Wohnen, Jugend und Familien im Mittelpunkt
Geplant sind neue Flächen für sozialen Wohnbau, öffentliche Studentenwohnheime mit Unterstützung von EU-, Staats- und Landesmitteln sowie ein Ausbau der Kinderbetreuung zur Abschaffung von Wartelisten. Ergänzend sollen Betreuungsangebote für Kinder berufstätiger Familien auch während schulfreier Zeiten gewährleistet werden.

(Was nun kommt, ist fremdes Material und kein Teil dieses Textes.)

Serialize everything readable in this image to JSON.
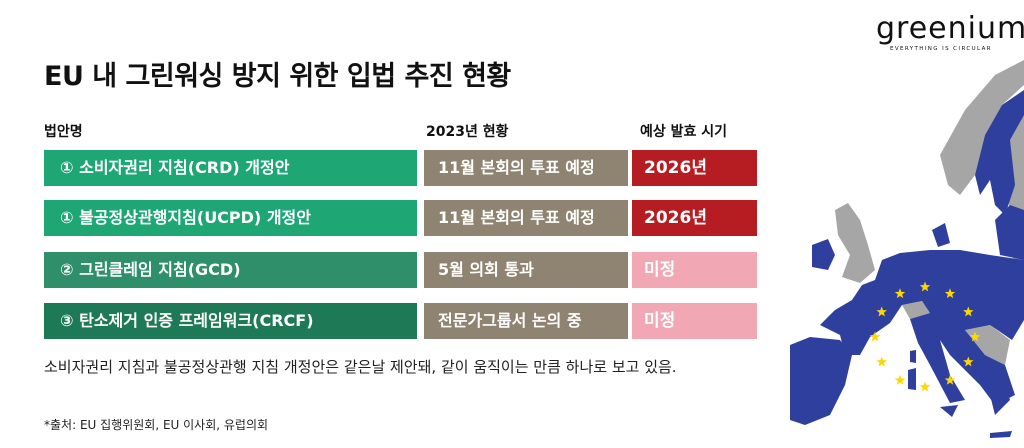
{
  "logo": {
    "word": "greenium",
    "tagline": "EVERYTHING IS CIRCULAR"
  },
  "title": "EU 내 그린워싱 방지 위한 입법 추진 현황",
  "headers": {
    "law": "법안명",
    "status": "2023년 현황",
    "release": "예상 발효 시기"
  },
  "rows": [
    {
      "law": "① 소비자권리 지침(CRD) 개정안",
      "status": "11월 본회의 투표 예정",
      "release": "2026년",
      "law_color": "#1ea675",
      "release_color": "#b51d22"
    },
    {
      "law": "① 불공정상관행지침(UCPD) 개정안",
      "status": "11월 본회의 투표 예정",
      "release": "2026년",
      "law_color": "#1ea675",
      "release_color": "#b51d22"
    },
    {
      "law": "② 그린클레임 지침(GCD)",
      "status": "5월 의회 통과",
      "release": "미정",
      "law_color": "#2e8f6a",
      "release_color": "#f2a8b4"
    },
    {
      "law": "③ 탄소제거 인증 프레임워크(CRCF)",
      "status": "전문가그룹서 논의 중",
      "release": "미정",
      "law_color": "#1e7a56",
      "release_color": "#f2a8b4"
    }
  ],
  "status_color": "#8f8371",
  "note": "소비자권리 지침과 불공정상관행 지침 개정안은 같은날 제안돼, 같이 움직이는 만큼 하나로 보고 있음.",
  "source": "*출처: EU 집행위원회, EU 이사회, 유럽의회",
  "map": {
    "eu_color": "#2f3f9e",
    "non_eu_color": "#a6a6a6",
    "star_color": "#ffd700",
    "star_count": 12
  }
}
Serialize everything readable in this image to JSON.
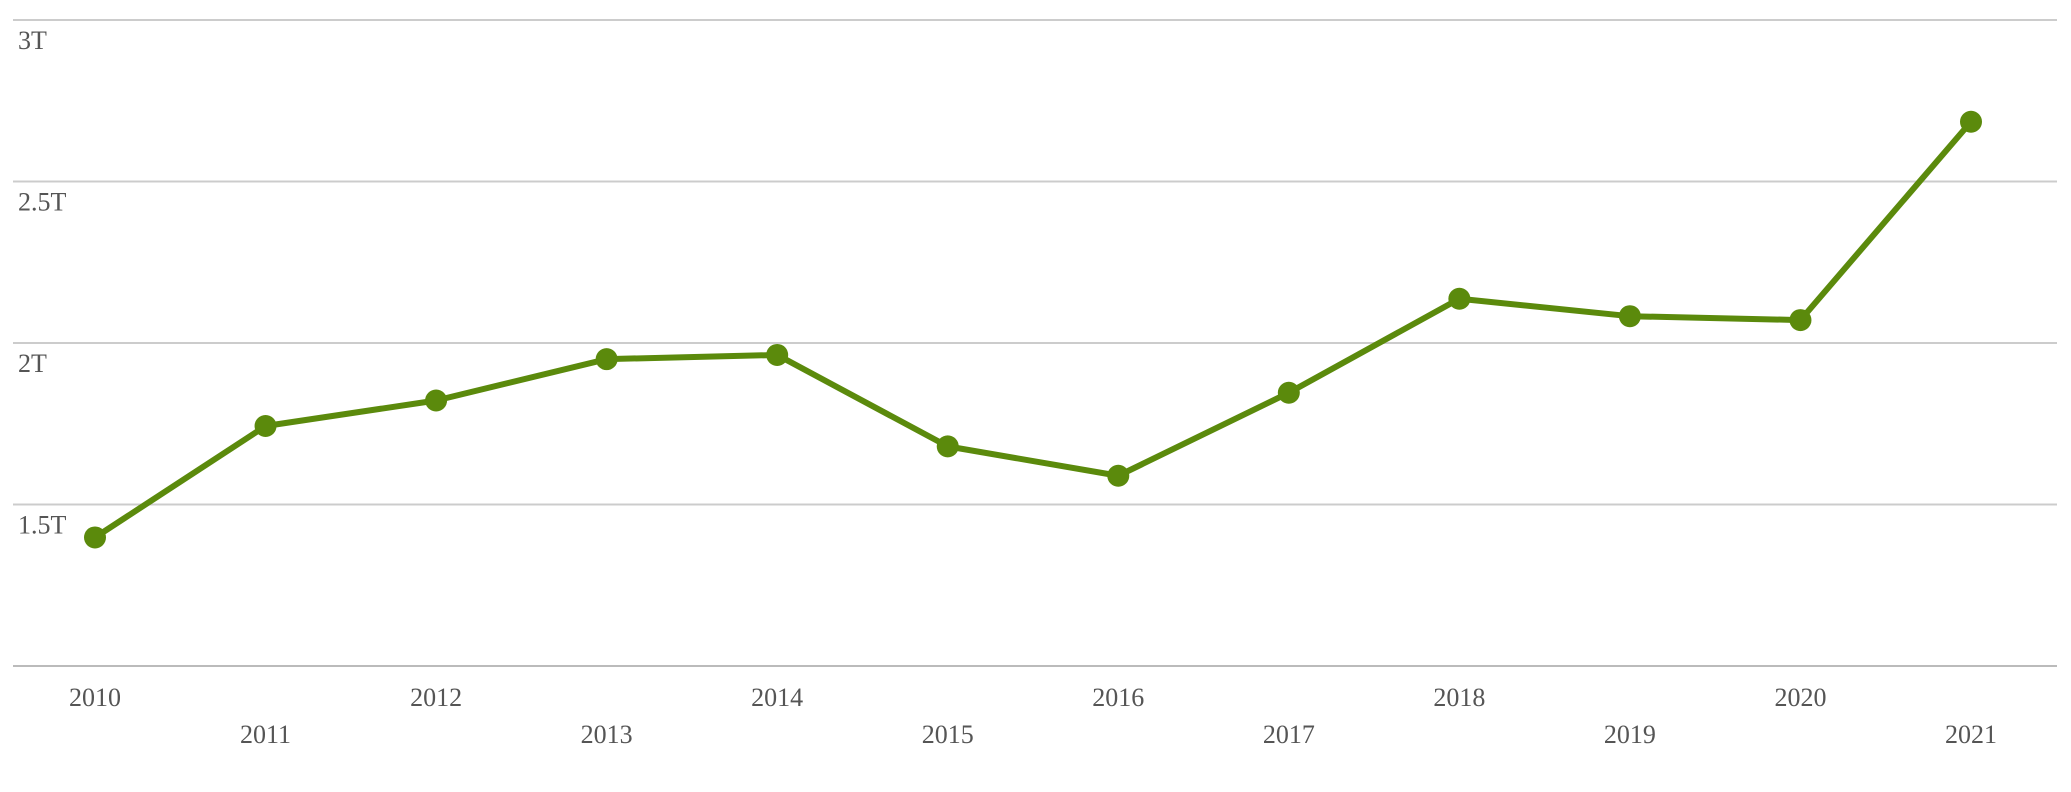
{
  "chart_data": {
    "type": "line",
    "categories": [
      "2010",
      "2011",
      "2012",
      "2013",
      "2014",
      "2015",
      "2016",
      "2017",
      "2018",
      "2019",
      "2020",
      "2021"
    ],
    "series": [
      {
        "color": "#5b8a0c",
        "values": [
          1398000000000,
          1743000000000,
          1822000000000,
          1950000000000,
          1963000000000,
          1680000000000,
          1589000000000,
          1846000000000,
          2137000000000,
          2083000000000,
          2071000000000,
          2685000000000
        ]
      }
    ],
    "ylim": [
      1000000000000,
      3000000000000
    ],
    "yticks": [
      {
        "value": 1500000000000,
        "label": "1.5T"
      },
      {
        "value": 2000000000000,
        "label": "2T"
      },
      {
        "value": 2500000000000,
        "label": "2.5T"
      },
      {
        "value": 3000000000000,
        "label": "3T"
      }
    ],
    "grid": true,
    "markers": true
  }
}
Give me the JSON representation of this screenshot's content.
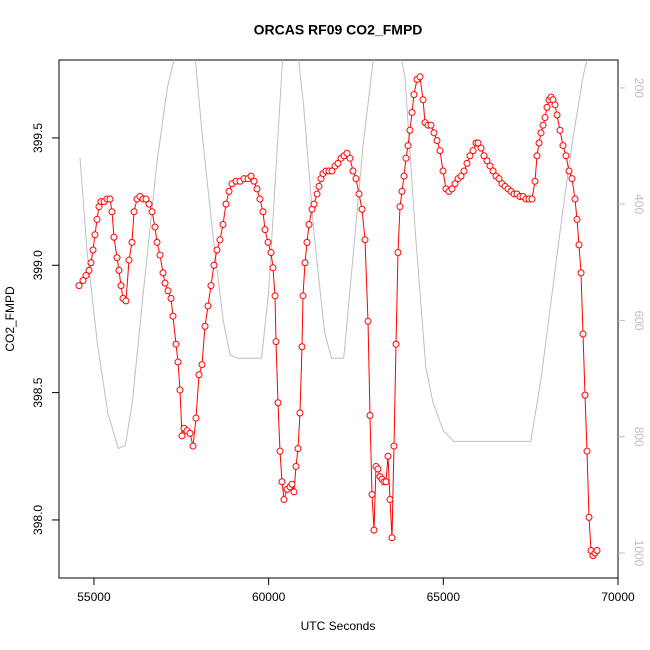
{
  "chart_data": {
    "type": "line",
    "title": "ORCAS RF09 CO2_FMPD",
    "x_label": "UTC Seconds",
    "y_label": "CO2_FMPD",
    "xlim": [
      54000,
      70000
    ],
    "ylim": [
      397.772,
      399.806
    ],
    "y2lim": [
      1043,
      152
    ],
    "xticks": [
      55000,
      60000,
      65000,
      70000
    ],
    "yticks": [
      {
        "value": 398,
        "label": "398.0"
      },
      398.5,
      {
        "value": 399,
        "label": "399.0"
      },
      399.5
    ],
    "y2ticks": [
      200,
      400,
      600,
      800,
      1000
    ],
    "series": [
      {
        "color": "#bebebe",
        "axis": "y2",
        "marker": false,
        "x": [
          54600,
          54800,
          55100,
          55400,
          55700,
          55900,
          56100,
          56400,
          56800,
          57100,
          57300,
          57500,
          57700,
          57900,
          58100,
          58400,
          58700,
          58900,
          59100,
          59800,
          60000,
          60200,
          60400,
          60600,
          60800,
          61000,
          61300,
          61600,
          61800,
          62150,
          62400,
          62700,
          63000,
          63300,
          63700,
          63900,
          64200,
          64500,
          64700,
          65000,
          65300,
          67500,
          67800,
          68100,
          68400,
          68700,
          69000,
          69200
        ],
        "values": [
          320,
          480,
          640,
          760,
          820,
          815,
          740,
          560,
          330,
          200,
          150,
          100,
          100,
          150,
          280,
          450,
          600,
          660,
          665,
          665,
          550,
          350,
          150,
          100,
          120,
          230,
          450,
          620,
          665,
          665,
          500,
          300,
          150,
          100,
          120,
          180,
          450,
          680,
          740,
          790,
          808,
          808,
          700,
          560,
          420,
          290,
          180,
          130
        ]
      },
      {
        "color": "#ff0000",
        "marker": true,
        "x": [
          54572,
          54687,
          54773,
          54859,
          54916,
          54973,
          55030,
          55088,
          55145,
          55202,
          55288,
          55374,
          55460,
          55517,
          55574,
          55660,
          55717,
          55774,
          55832,
          55917,
          56004,
          56089,
          56147,
          56233,
          56318,
          56404,
          56490,
          56576,
          56662,
          56748,
          56805,
          56891,
          56977,
          57034,
          57120,
          57206,
          57263,
          57349,
          57406,
          57463,
          57521,
          57578,
          57664,
          57750,
          57835,
          57921,
          58007,
          58093,
          58179,
          58265,
          58350,
          58436,
          58522,
          58608,
          58694,
          58780,
          58866,
          58952,
          59066,
          59181,
          59295,
          59410,
          59496,
          59582,
          59667,
          59753,
          59839,
          59896,
          59982,
          60068,
          60125,
          60183,
          60211,
          60268,
          60326,
          60383,
          60440,
          60526,
          60612,
          60669,
          60726,
          60783,
          60841,
          60898,
          60955,
          60984,
          61041,
          61098,
          61156,
          61242,
          61299,
          61385,
          61442,
          61499,
          61556,
          61642,
          61728,
          61814,
          61900,
          61986,
          62072,
          62157,
          62243,
          62329,
          62415,
          62501,
          62587,
          62673,
          62759,
          62845,
          62902,
          62959,
          63016,
          63073,
          63130,
          63188,
          63245,
          63302,
          63359,
          63416,
          63474,
          63531,
          63588,
          63646,
          63703,
          63760,
          63817,
          63875,
          63932,
          63989,
          64046,
          64104,
          64161,
          64247,
          64333,
          64419,
          64476,
          64562,
          64648,
          64733,
          64819,
          64905,
          64991,
          65077,
          65163,
          65249,
          65335,
          65421,
          65507,
          65593,
          65678,
          65764,
          65850,
          65936,
          65994,
          66079,
          66165,
          66251,
          66337,
          66423,
          66509,
          66594,
          66680,
          66766,
          66852,
          66938,
          67024,
          67109,
          67195,
          67281,
          67367,
          67453,
          67539,
          67625,
          67682,
          67739,
          67796,
          67854,
          67911,
          67968,
          68026,
          68083,
          68140,
          68197,
          68255,
          68340,
          68426,
          68512,
          68598,
          68684,
          68770,
          68827,
          68884,
          68941,
          68998,
          69056,
          69113,
          69170,
          69227,
          69285,
          69342,
          69399
        ],
        "values": [
          398.92,
          398.94,
          398.96,
          398.98,
          399.01,
          399.06,
          399.12,
          399.18,
          399.23,
          399.25,
          399.25,
          399.26,
          399.26,
          399.21,
          399.11,
          399.03,
          398.98,
          398.92,
          398.87,
          398.86,
          399.02,
          399.09,
          399.21,
          399.26,
          399.27,
          399.26,
          399.26,
          399.24,
          399.21,
          399.15,
          399.09,
          399.04,
          398.97,
          398.93,
          398.9,
          398.87,
          398.8,
          398.69,
          398.62,
          398.51,
          398.33,
          398.36,
          398.35,
          398.34,
          398.29,
          398.4,
          398.57,
          398.61,
          398.76,
          398.84,
          398.92,
          399.0,
          399.06,
          399.1,
          399.16,
          399.24,
          399.29,
          399.32,
          399.33,
          399.33,
          399.34,
          399.34,
          399.35,
          399.33,
          399.3,
          399.26,
          399.21,
          399.14,
          399.09,
          399.05,
          398.99,
          398.88,
          398.7,
          398.46,
          398.27,
          398.15,
          398.08,
          398.12,
          398.13,
          398.14,
          398.11,
          398.21,
          398.28,
          398.42,
          398.68,
          398.88,
          399.01,
          399.09,
          399.16,
          399.22,
          399.24,
          399.28,
          399.31,
          399.34,
          399.36,
          399.37,
          399.37,
          399.37,
          399.39,
          399.4,
          399.42,
          399.43,
          399.44,
          399.42,
          399.37,
          399.34,
          399.28,
          399.22,
          399.1,
          398.78,
          398.41,
          398.1,
          397.96,
          398.21,
          398.2,
          398.17,
          398.16,
          398.15,
          398.15,
          398.25,
          398.08,
          397.93,
          398.29,
          398.69,
          399.05,
          399.23,
          399.29,
          399.35,
          399.42,
          399.47,
          399.53,
          399.6,
          399.67,
          399.73,
          399.74,
          399.65,
          399.56,
          399.55,
          399.55,
          399.52,
          399.49,
          399.45,
          399.37,
          399.3,
          399.29,
          399.3,
          399.32,
          399.34,
          399.35,
          399.37,
          399.4,
          399.43,
          399.45,
          399.48,
          399.48,
          399.46,
          399.43,
          399.41,
          399.39,
          399.37,
          399.35,
          399.34,
          399.32,
          399.31,
          399.3,
          399.29,
          399.28,
          399.28,
          399.27,
          399.27,
          399.26,
          399.26,
          399.26,
          399.33,
          399.43,
          399.48,
          399.52,
          399.55,
          399.58,
          399.62,
          399.65,
          399.66,
          399.65,
          399.63,
          399.59,
          399.53,
          399.47,
          399.43,
          399.37,
          399.34,
          399.26,
          399.18,
          399.08,
          398.97,
          398.73,
          398.49,
          398.27,
          398.01,
          397.88,
          397.86,
          397.87,
          397.88
        ]
      }
    ]
  }
}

Nachhaltige Mobilität und Stadterneuerung
Für den öffentlichen Raum schlägt Team K einen Nachtbus auf Abruf, die Wiederherstellung wichtiger Haltestellen vor dem Bahnhof sowie die Prüfung von Straßenbahnverbindungen nach Leifers und ins Überetsch vor. Intermodale Umsteigeknoten, Maßnahmen für Rad- und Fußverkehr sowie die Beschleunigung des zweigleisigen Ausbaus der Bahnlinie Bozen–Meran gehören ebenfalls dazu.
Im Bereich Stadterneuerung werden die Aufwertung der Turin- und Quireinerstraße, die Schaffung eines echten Don-Bosco-Platzes, Wohnstraßen, urbane Gemeinschaftsgärten und die Verbesserung des Stadtmobiliars vorgeschlagen.
Sicherheit, Inklusion und Kultur
Team K will geschlechtsspezifische Gewalt bekämpfen, Notrufsysteme in Parks und an abgelegenen Haltestellen installieren, ein stadtweites Streetwork-Angebot einführen und Menschen mit eingeschränkten digitalen Kompetenzen unterstützen. Kultur, Beteiligung und eine kompakte, nachhaltige Stadtentwicklung runden die Vorschläge ab.
Abschließend betont Team K, dass die DUP-Kapitel im Vergleich zur vorherigen Legislatur allgemeiner gehalten seien. Um übermäßige Handlungsspielräume zu vermeiden, werde Team K eine wachsame, kritische und zugleich kooperative Haltung einnehmen.